Few workplaces are as diverse as the construction site. Men and women of a variety of cultures come together to build a structure. The represent different socioeconomic backgrounds, skills, and levels of expertise. There is another level of diversity that is emerging on jobsites. Baby boomers (49 to 67 years old) are starting to retire from the construction industry and are giving way to a new generation of millennials (18-32 years old). Generation X and Yers also make up a large portion of the employee population.
These groups all come with their own employment expectations and approaches to life and work. Managing them all can be a challenge, especially because the attitudes of some age groups conflict with the attitudes of others. For example, millennials tend to think that baby boomers are out of touch and inflexible. Most of the other groups find millennials to be entitled and lacking mental toughness.
However, managing employees from multiple generations is a reality that all managers will face, regardless of industry. That’s why we’ve created this two-part series with tips for managing a multi-generational workforce. For more tips, skip ahead to part two of this series.
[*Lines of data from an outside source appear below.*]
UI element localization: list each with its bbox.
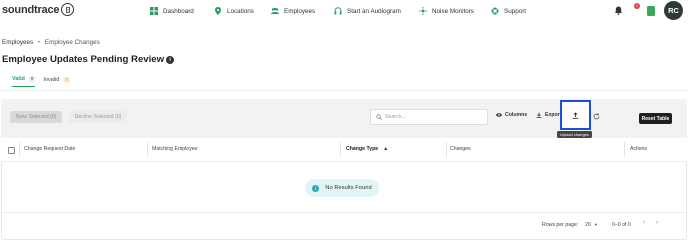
tab-bar: Valid 0 Invalid 0 [12,76,78,87]
page-title-row: Employee Updates Pending Review i [2,54,175,65]
empty-state-message: i No Results Found [305,179,379,197]
column-change-request-date[interactable]: Change Request Date [24,146,75,152]
column-change-type[interactable]: Change Type ▲ [346,146,388,152]
column-separator [624,142,625,157]
nav-locations[interactable]: Locations [214,6,254,16]
upload-tooltip: Upload changes [557,131,592,138]
tab-valid-label: Valid [12,76,25,82]
sync-selected-button[interactable]: Sync Selected (0) [10,111,62,123]
tab-valid-count: 0 [28,76,36,82]
search-input[interactable]: Search… [370,109,488,125]
column-change-request-date-label: Change Request Date [24,146,76,152]
noise-monitor-icon [419,7,427,15]
footer-divider [1,212,687,213]
logo-text: soundtrace [2,3,60,16]
breadcrumb: Employees • Employee Changes [2,39,100,46]
tab-divider [0,90,688,91]
refresh-icon[interactable] [593,113,600,120]
sort-ascending-icon[interactable]: ▲ [383,146,388,152]
column-change-type-label: Change Type [346,146,379,152]
headphones-icon [334,7,342,15]
info-icon[interactable]: i [166,55,175,64]
nav-support[interactable]: Support [491,6,526,16]
prev-page-icon[interactable]: ‹ [643,220,645,226]
nav-noise-monitors-label: Noise Monitors [432,7,474,15]
notification-badge: 1 [634,3,640,9]
people-icon [271,7,279,15]
column-matching-employee[interactable]: Matching Employee [152,146,198,152]
column-separator [340,142,341,157]
page-title: Employee Updates Pending Review [2,54,165,65]
column-changes[interactable]: Changes [450,146,471,152]
export-label: Export [545,112,562,118]
rows-per-page-select[interactable]: 20 ▾ [585,222,597,228]
table-header [1,138,687,162]
tab-invalid-count: 0 [63,76,70,83]
lifebuoy-icon [491,7,499,15]
search-placeholder: Search… [385,114,407,120]
chevron-down-icon: ▾ [594,222,598,227]
column-separator [19,142,20,157]
rows-per-page-label: Rows per page: [542,222,579,228]
breadcrumb-employees[interactable]: Employees [2,39,33,46]
column-separator [147,142,148,157]
next-page-icon[interactable]: › [656,220,658,226]
upload-icon [572,111,579,119]
search-icon [376,114,382,120]
tab-invalid-label: Invalid [43,76,60,83]
dashboard-icon [150,7,158,15]
nav-audiogram-label: Start an Audiogram [347,7,401,15]
rows-per-page-value: 20 [585,222,591,228]
reset-table-button[interactable]: Reset Table [639,113,672,124]
columns-label: Columns [505,112,528,118]
pagination-range: 0–0 of 0 [612,222,631,228]
column-changes-label: Changes [450,146,471,152]
nav-noise-monitors[interactable]: Noise Monitors [419,6,474,16]
export-button[interactable]: Export [536,112,561,118]
select-all-checkbox[interactable] [8,147,15,154]
nav-employees-label: Employees [284,7,316,15]
nav-locations-label: Locations [227,7,254,15]
breadcrumb-separator: • [37,39,41,46]
nav-support-label: Support [504,7,527,15]
nav-audiogram[interactable]: Start an Audiogram [334,6,401,16]
column-actions-label: Actions [630,146,648,152]
notification-bell-icon[interactable] [614,6,623,15]
breadcrumb-current: Employee Changes [44,39,100,46]
column-separator [446,142,447,157]
columns-button[interactable]: Columns [496,112,527,118]
decline-selected-button[interactable]: Decline Selected (0) [69,111,127,123]
eye-icon [496,113,502,117]
mobile-app-icon[interactable] [647,6,655,16]
logo-mark-icon [61,3,75,16]
top-nav: soundtrace Dashboard Locations Employees… [0,0,688,22]
avatar[interactable]: RC [664,1,683,20]
column-actions: Actions [630,146,647,152]
nav-dashboard-label: Dashboard [163,7,194,15]
column-matching-employee-label: Matching Employee [152,146,198,152]
tab-invalid[interactable]: Invalid 0 [43,76,70,87]
download-icon [536,112,542,118]
empty-state-text: No Results Found [325,185,372,191]
location-pin-icon [214,7,222,15]
nav-employees[interactable]: Employees [271,6,315,16]
nav-dashboard[interactable]: Dashboard [150,6,194,16]
upload-changes-button[interactable] [560,100,591,130]
tab-valid[interactable]: Valid 0 [12,76,36,87]
logo[interactable]: soundtrace [2,3,75,16]
info-circle-icon: i [312,184,320,192]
Figure Out What Motivates Each Group
Baby boomers, Gen Xers, Gen Yers, and millennials all have unique motivations, but they are all attainable with a little flexibility and creativity. While they are all motivated by money, go deeper than that. Millennials have a high expectations of their employment and require consistent direction. Give them assignments that provide unique experiences and allows them to be innovative. They are tech-savvy by nature so make sure technology is at the forefront of most of their tasks. Boomers and Gen Xers enjoy recognition. Recognize their importance and their experience in the industry. Also, make sure that Gen X and Yers have a voice in how projects are ran.
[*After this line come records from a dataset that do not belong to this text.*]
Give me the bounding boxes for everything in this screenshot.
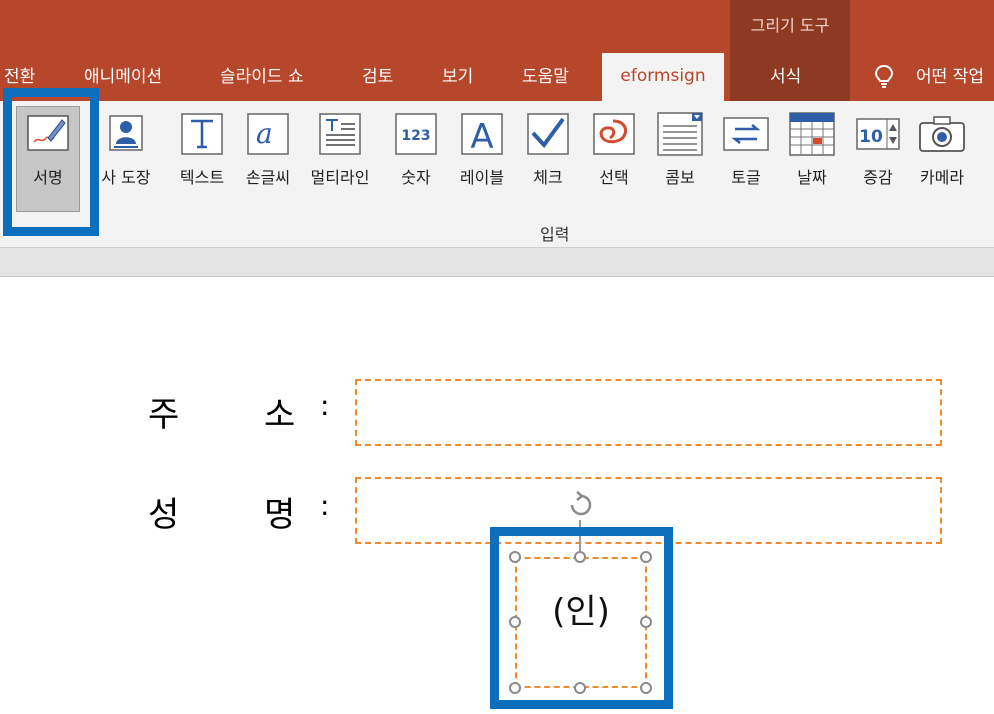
tool-number-label: 숫자: [401, 168, 431, 187]
tab-slideshow[interactable]: 슬라이드 쇼: [220, 62, 304, 87]
address-label-char1: 주: [148, 395, 180, 435]
tool-select-label: 선택: [599, 168, 629, 187]
svg-text:a: a: [256, 117, 273, 150]
tool-check-label: 체크: [533, 168, 563, 187]
number-icon: 123: [384, 108, 448, 160]
tool-date-label: 날짜: [797, 168, 827, 187]
tab-transitions[interactable]: 전환: [4, 62, 35, 87]
rotate-handle-icon[interactable]: [564, 488, 598, 522]
tool-label-label: 레이블: [459, 168, 505, 187]
text-icon: [170, 108, 234, 160]
tab-review[interactable]: 검토: [362, 62, 393, 87]
tab-eformsign[interactable]: eformsign: [602, 53, 724, 101]
handwriting-icon: a: [236, 108, 300, 160]
tool-combo-label: 콤보: [665, 168, 695, 187]
calendar-icon: [780, 108, 844, 160]
tool-combo[interactable]: 콤보: [648, 108, 712, 192]
tool-camera-label: 카메라: [919, 168, 965, 187]
tab-view[interactable]: 보기: [442, 62, 473, 87]
tab-animations[interactable]: 애니메이션: [84, 62, 162, 87]
ribbon-separator: [0, 247, 994, 277]
tool-text[interactable]: 텍스트: [170, 108, 234, 192]
camera-icon: [910, 108, 974, 160]
tool-date[interactable]: 날짜: [780, 108, 844, 192]
drawing-tools-title: 그리기 도구: [750, 16, 830, 35]
tab-format[interactable]: 서식: [770, 62, 801, 87]
name-colon: :: [320, 489, 330, 522]
label-icon-text: A: [470, 117, 493, 157]
group-label-input: 입력: [540, 225, 570, 244]
tool-handwriting[interactable]: a 손글씨: [236, 108, 300, 192]
spinner-icon: 10: [846, 108, 910, 160]
tool-multiline-label: 멀티라인: [310, 168, 370, 187]
stamp-icon: [94, 108, 158, 160]
tell-me-box[interactable]: 어떤 작업: [916, 62, 984, 87]
tool-handwriting-label: 손글씨: [245, 168, 291, 187]
tab-help[interactable]: 도움말: [522, 62, 569, 87]
address-input-field[interactable]: [355, 379, 942, 446]
tool-toggle[interactable]: 토글: [714, 108, 778, 192]
tool-spin[interactable]: 10 증감: [846, 108, 910, 192]
tool-camera[interactable]: 카메라: [910, 108, 974, 192]
tool-stamp-label: 사 도장: [101, 168, 151, 187]
tool-text-label: 텍스트: [179, 168, 225, 187]
multiline-icon: [308, 108, 372, 160]
toggle-icon: [714, 108, 778, 160]
tool-select[interactable]: 선택: [582, 108, 646, 192]
address-colon: :: [320, 389, 330, 422]
seal-field-highlight: [490, 527, 673, 709]
lightbulb-icon[interactable]: [874, 64, 894, 90]
lasso-select-icon: [582, 108, 646, 160]
address-label-char2: 소: [264, 395, 296, 435]
spinner-icon-text: 10: [859, 127, 883, 147]
label-icon: A: [450, 108, 514, 160]
signature-tool-highlight: [3, 88, 99, 236]
tool-multiline[interactable]: 멀티라인: [308, 108, 372, 192]
tool-stamp[interactable]: 사 도장: [94, 108, 158, 192]
name-label-char2: 명: [264, 495, 296, 535]
number-icon-text: 123: [401, 128, 430, 144]
tool-check[interactable]: 체크: [516, 108, 580, 192]
name-label-char1: 성: [148, 495, 180, 535]
tool-label[interactable]: A 레이블: [450, 108, 514, 192]
tool-number[interactable]: 123 숫자: [384, 108, 448, 192]
combo-box-icon: [648, 108, 712, 160]
tool-toggle-label: 토글: [731, 168, 761, 187]
checkmark-icon: [516, 108, 580, 160]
Focus on Mentorship and Training
An experienced Boca Raton construction attorney has seen many construction sites and will tell you that a myriad of problems can be solved by simply focussing on training. Millennials, in particular, receive training and feedback well. Set up mentorship programs where millennials can learn from more senior staff members. Also, have that same staff learn about new technology from the younger generation. Additionally, managers should be trained to balanced the needs of each generation group.
Disclaimer: The information contained in this article is for general educational information only. This information does not constitute legal advice, is not intended to constitute legal advice, nor should it be relied upon as legal advice for your specific factual pattern or situation.